Susan Thananopavarn Awarded Circle for Asian American Literature Studies’ 2023-2024 Academic Essay Prize

Susan wins award from CAALS

Congratulations to Susan Thananopavarn, Lecturing Fellow of Thompson Writing Program and a core faculty member for  Duke's program in Asian American and Diaspora Studies, for winning the Circle for Asian American Literature Studies’ 2023-2024 Academic Essay Prize. 

The CAALS Essay Prize was established in 2013 as an annual award to recognize the best paper on Asian American literature and culture presented at a CAALS-sponsored conference or panel. Since then, the award has expanded to encompass essays presented by CAALS members at the virtual conference, AAAS or ALA. To meet this growth, CAALS now recognizes two award categories: a student award and an academic award.
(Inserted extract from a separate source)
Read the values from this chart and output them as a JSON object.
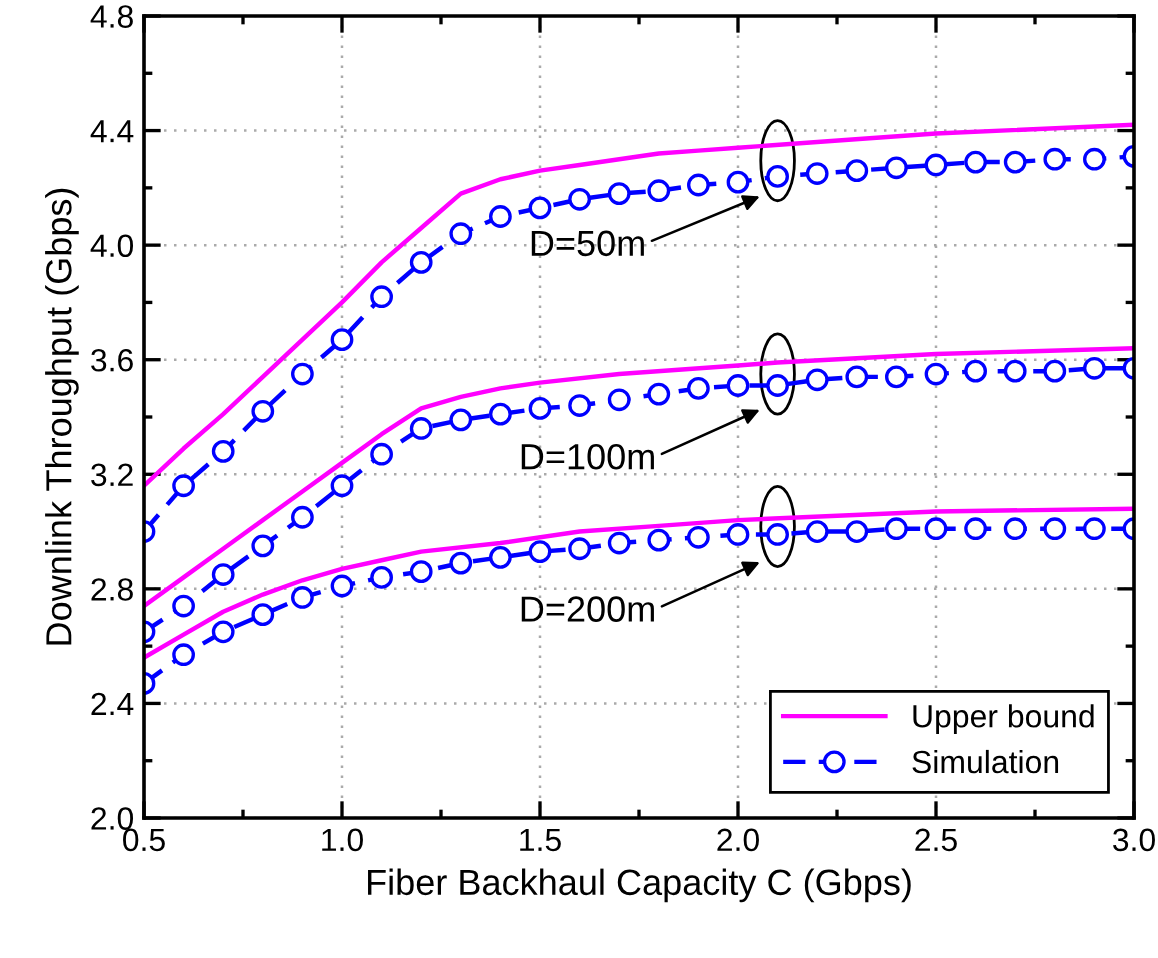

Thananopavarn won for her paper, “The Story Politic: Envy and Racial Impersonation in R.F. Kuang’s Yellowface,” which was presented earlier this year at the Association for Asian American Studies conference in Seattle.
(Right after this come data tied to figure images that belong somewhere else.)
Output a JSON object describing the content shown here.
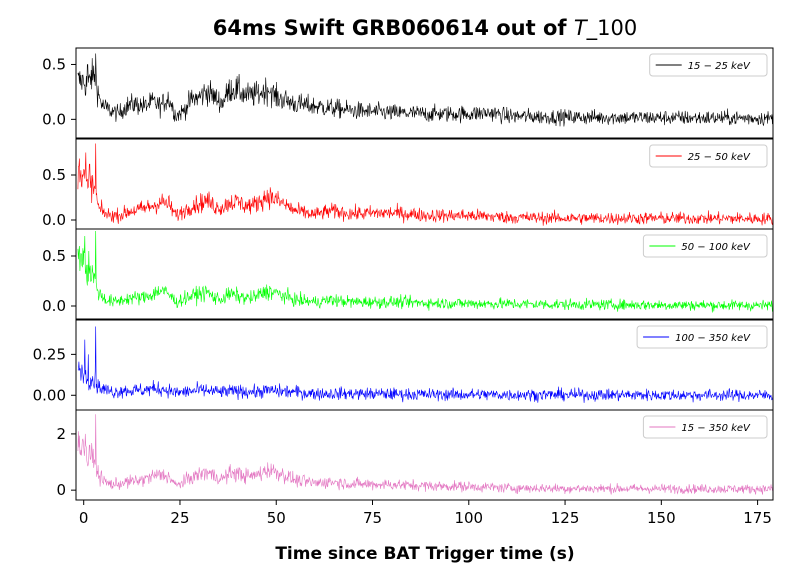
{
  "chart_data": {
    "type": "line",
    "title_main": "64ms Swift GRB060614 out of ",
    "title_italic": "T",
    "title_suffix": "_100",
    "xlabel": "Time since BAT Trigger time (s)",
    "xlim": [
      -2,
      179
    ],
    "xticks": [
      0,
      25,
      50,
      75,
      100,
      125,
      150,
      175
    ],
    "xtick_labels": [
      "0",
      "25",
      "50",
      "75",
      "100",
      "125",
      "150",
      "175"
    ],
    "panels": [
      {
        "name": "15 − 25 keV",
        "legend": "15 − 25 keV",
        "color": "#000000",
        "ylim": [
          -0.17,
          0.65
        ],
        "yticks": [
          0.0,
          0.5
        ],
        "ytick_labels": [
          "0.0",
          "0.5"
        ],
        "envelope": [
          [
            0,
            0.35
          ],
          [
            1,
            0.3
          ],
          [
            2,
            0.38
          ],
          [
            3,
            0.4
          ],
          [
            4,
            0.2
          ],
          [
            5,
            0.12
          ],
          [
            7,
            0.08
          ],
          [
            9,
            0.05
          ],
          [
            11,
            0.12
          ],
          [
            13,
            0.14
          ],
          [
            16,
            0.12
          ],
          [
            18,
            0.16
          ],
          [
            20,
            0.12
          ],
          [
            22,
            0.2
          ],
          [
            24,
            0.03
          ],
          [
            26,
            0.08
          ],
          [
            28,
            0.18
          ],
          [
            30,
            0.2
          ],
          [
            32,
            0.26
          ],
          [
            34,
            0.2
          ],
          [
            36,
            0.15
          ],
          [
            38,
            0.28
          ],
          [
            40,
            0.27
          ],
          [
            42,
            0.22
          ],
          [
            44,
            0.22
          ],
          [
            46,
            0.24
          ],
          [
            48,
            0.28
          ],
          [
            50,
            0.2
          ],
          [
            52,
            0.18
          ],
          [
            55,
            0.14
          ],
          [
            60,
            0.12
          ],
          [
            65,
            0.1
          ],
          [
            70,
            0.08
          ],
          [
            75,
            0.07
          ],
          [
            80,
            0.06
          ],
          [
            90,
            0.05
          ],
          [
            100,
            0.05
          ],
          [
            106,
            0.06
          ],
          [
            110,
            0.03
          ],
          [
            125,
            0.02
          ],
          [
            150,
            0.015
          ],
          [
            179,
            0.01
          ]
        ],
        "noise": 0.05,
        "spikes": [
          [
            1.0,
            0.5
          ],
          [
            2.0,
            0.45
          ],
          [
            3.1,
            0.6
          ]
        ]
      },
      {
        "name": "25 − 50 keV",
        "legend": "25 − 50 keV",
        "color": "#ff0000",
        "ylim": [
          -0.1,
          0.9
        ],
        "yticks": [
          0.0,
          0.5
        ],
        "ytick_labels": [
          "0.0",
          "0.5"
        ],
        "envelope": [
          [
            0,
            0.55
          ],
          [
            1,
            0.35
          ],
          [
            2,
            0.4
          ],
          [
            3,
            0.3
          ],
          [
            4,
            0.12
          ],
          [
            6,
            0.06
          ],
          [
            8,
            0.05
          ],
          [
            10,
            0.06
          ],
          [
            12,
            0.1
          ],
          [
            15,
            0.12
          ],
          [
            18,
            0.16
          ],
          [
            20,
            0.2
          ],
          [
            22,
            0.18
          ],
          [
            24,
            0.05
          ],
          [
            26,
            0.1
          ],
          [
            28,
            0.16
          ],
          [
            30,
            0.18
          ],
          [
            32,
            0.22
          ],
          [
            34,
            0.15
          ],
          [
            36,
            0.14
          ],
          [
            38,
            0.2
          ],
          [
            40,
            0.2
          ],
          [
            42,
            0.16
          ],
          [
            44,
            0.16
          ],
          [
            46,
            0.22
          ],
          [
            48,
            0.27
          ],
          [
            50,
            0.22
          ],
          [
            52,
            0.18
          ],
          [
            55,
            0.1
          ],
          [
            60,
            0.06
          ],
          [
            64,
            0.1
          ],
          [
            70,
            0.07
          ],
          [
            80,
            0.08
          ],
          [
            90,
            0.05
          ],
          [
            100,
            0.05
          ],
          [
            110,
            0.03
          ],
          [
            125,
            0.02
          ],
          [
            150,
            0.02
          ],
          [
            179,
            0.015
          ]
        ],
        "noise": 0.05,
        "spikes": [
          [
            0.5,
            0.75
          ],
          [
            1.5,
            0.62
          ],
          [
            3.1,
            0.85
          ]
        ]
      },
      {
        "name": "50 − 100 keV",
        "legend": "50 − 100 keV",
        "color": "#00ff00",
        "ylim": [
          -0.13,
          0.77
        ],
        "yticks": [
          0.0,
          0.5
        ],
        "ytick_labels": [
          "0.0",
          "0.5"
        ],
        "envelope": [
          [
            0,
            0.5
          ],
          [
            1,
            0.3
          ],
          [
            2,
            0.35
          ],
          [
            3,
            0.25
          ],
          [
            4,
            0.12
          ],
          [
            6,
            0.06
          ],
          [
            8,
            0.04
          ],
          [
            10,
            0.06
          ],
          [
            12,
            0.08
          ],
          [
            15,
            0.08
          ],
          [
            18,
            0.12
          ],
          [
            20,
            0.16
          ],
          [
            22,
            0.12
          ],
          [
            24,
            0.04
          ],
          [
            26,
            0.07
          ],
          [
            28,
            0.1
          ],
          [
            30,
            0.12
          ],
          [
            32,
            0.14
          ],
          [
            34,
            0.08
          ],
          [
            36,
            0.07
          ],
          [
            38,
            0.12
          ],
          [
            40,
            0.1
          ],
          [
            42,
            0.08
          ],
          [
            44,
            0.08
          ],
          [
            46,
            0.12
          ],
          [
            48,
            0.15
          ],
          [
            50,
            0.13
          ],
          [
            52,
            0.1
          ],
          [
            55,
            0.06
          ],
          [
            60,
            0.04
          ],
          [
            64,
            0.06
          ],
          [
            70,
            0.04
          ],
          [
            80,
            0.04
          ],
          [
            90,
            0.03
          ],
          [
            100,
            0.025
          ],
          [
            125,
            0.015
          ],
          [
            150,
            0.01
          ],
          [
            179,
            0.005
          ]
        ],
        "noise": 0.04,
        "spikes": [
          [
            0.3,
            0.7
          ],
          [
            1.3,
            0.55
          ],
          [
            3.1,
            0.75
          ]
        ]
      },
      {
        "name": "100 − 350 keV",
        "legend": "100 − 350 keV",
        "color": "#0000ff",
        "ylim": [
          -0.09,
          0.46
        ],
        "yticks": [
          0.0,
          0.25
        ],
        "ytick_labels": [
          "0.00",
          "0.25"
        ],
        "envelope": [
          [
            0,
            0.15
          ],
          [
            1,
            0.1
          ],
          [
            2,
            0.1
          ],
          [
            3,
            0.08
          ],
          [
            4,
            0.05
          ],
          [
            6,
            0.03
          ],
          [
            8,
            0.02
          ],
          [
            10,
            0.03
          ],
          [
            12,
            0.03
          ],
          [
            15,
            0.03
          ],
          [
            18,
            0.04
          ],
          [
            20,
            0.04
          ],
          [
            22,
            0.03
          ],
          [
            24,
            0.015
          ],
          [
            26,
            0.02
          ],
          [
            28,
            0.025
          ],
          [
            30,
            0.03
          ],
          [
            32,
            0.03
          ],
          [
            35,
            0.02
          ],
          [
            40,
            0.025
          ],
          [
            45,
            0.02
          ],
          [
            48,
            0.03
          ],
          [
            50,
            0.025
          ],
          [
            55,
            0.02
          ],
          [
            60,
            0.01
          ],
          [
            70,
            0.01
          ],
          [
            90,
            0.005
          ],
          [
            179,
            0.0
          ]
        ],
        "noise": 0.028,
        "spikes": [
          [
            0.3,
            0.34
          ],
          [
            1.2,
            0.25
          ],
          [
            3.1,
            0.42
          ]
        ]
      },
      {
        "name": "15 − 350 keV",
        "legend": "15 − 350 keV",
        "color": "#e377c2",
        "ylim": [
          -0.35,
          2.85
        ],
        "yticks": [
          0,
          2
        ],
        "ytick_labels": [
          "0",
          "2"
        ],
        "envelope": [
          [
            0,
            1.6
          ],
          [
            1,
            1.0
          ],
          [
            2,
            1.2
          ],
          [
            3,
            0.9
          ],
          [
            4,
            0.5
          ],
          [
            6,
            0.25
          ],
          [
            8,
            0.2
          ],
          [
            10,
            0.25
          ],
          [
            12,
            0.3
          ],
          [
            15,
            0.35
          ],
          [
            18,
            0.5
          ],
          [
            20,
            0.55
          ],
          [
            22,
            0.5
          ],
          [
            24,
            0.15
          ],
          [
            26,
            0.3
          ],
          [
            28,
            0.45
          ],
          [
            30,
            0.55
          ],
          [
            32,
            0.65
          ],
          [
            34,
            0.5
          ],
          [
            36,
            0.4
          ],
          [
            38,
            0.6
          ],
          [
            40,
            0.6
          ],
          [
            42,
            0.5
          ],
          [
            44,
            0.5
          ],
          [
            46,
            0.6
          ],
          [
            48,
            0.75
          ],
          [
            50,
            0.65
          ],
          [
            52,
            0.55
          ],
          [
            55,
            0.35
          ],
          [
            60,
            0.25
          ],
          [
            64,
            0.3
          ],
          [
            70,
            0.22
          ],
          [
            80,
            0.2
          ],
          [
            90,
            0.15
          ],
          [
            100,
            0.13
          ],
          [
            110,
            0.08
          ],
          [
            125,
            0.06
          ],
          [
            150,
            0.05
          ],
          [
            179,
            0.04
          ]
        ],
        "noise": 0.12,
        "spikes": [
          [
            0.4,
            2.0
          ],
          [
            1.5,
            1.6
          ],
          [
            3.1,
            2.7
          ]
        ]
      }
    ]
  }
}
In a statement to the Circle for Asian American Literary Studies, the Essay Prize Committee wrote, “The committee was impressed by this paper’s engaging and incisive writing and its nuanced critique of liberal multiculturalism in the publishing industry. Situating R.F. Kuang’s Yellowface in relation to contemporary trends in publishing, such as #WeNeedDiverseBooks and #OwnVoices, Thananopavarn illustrates how the novel complicates discourses of racial authenticity and literary freedom. Through its compelling close readings and careful engagement with theories of envy and impersonation, the paper turns our attention instead to the ugly feelings engendered by liberal multiculturalism’s commodification of identities. The committee found this to not only be an insightful reading of Yellowface, casting light on a hotly debated novel, but a compelling analysis of the urgent issues surrounding the cooptation of Asian American identities in our present moment.”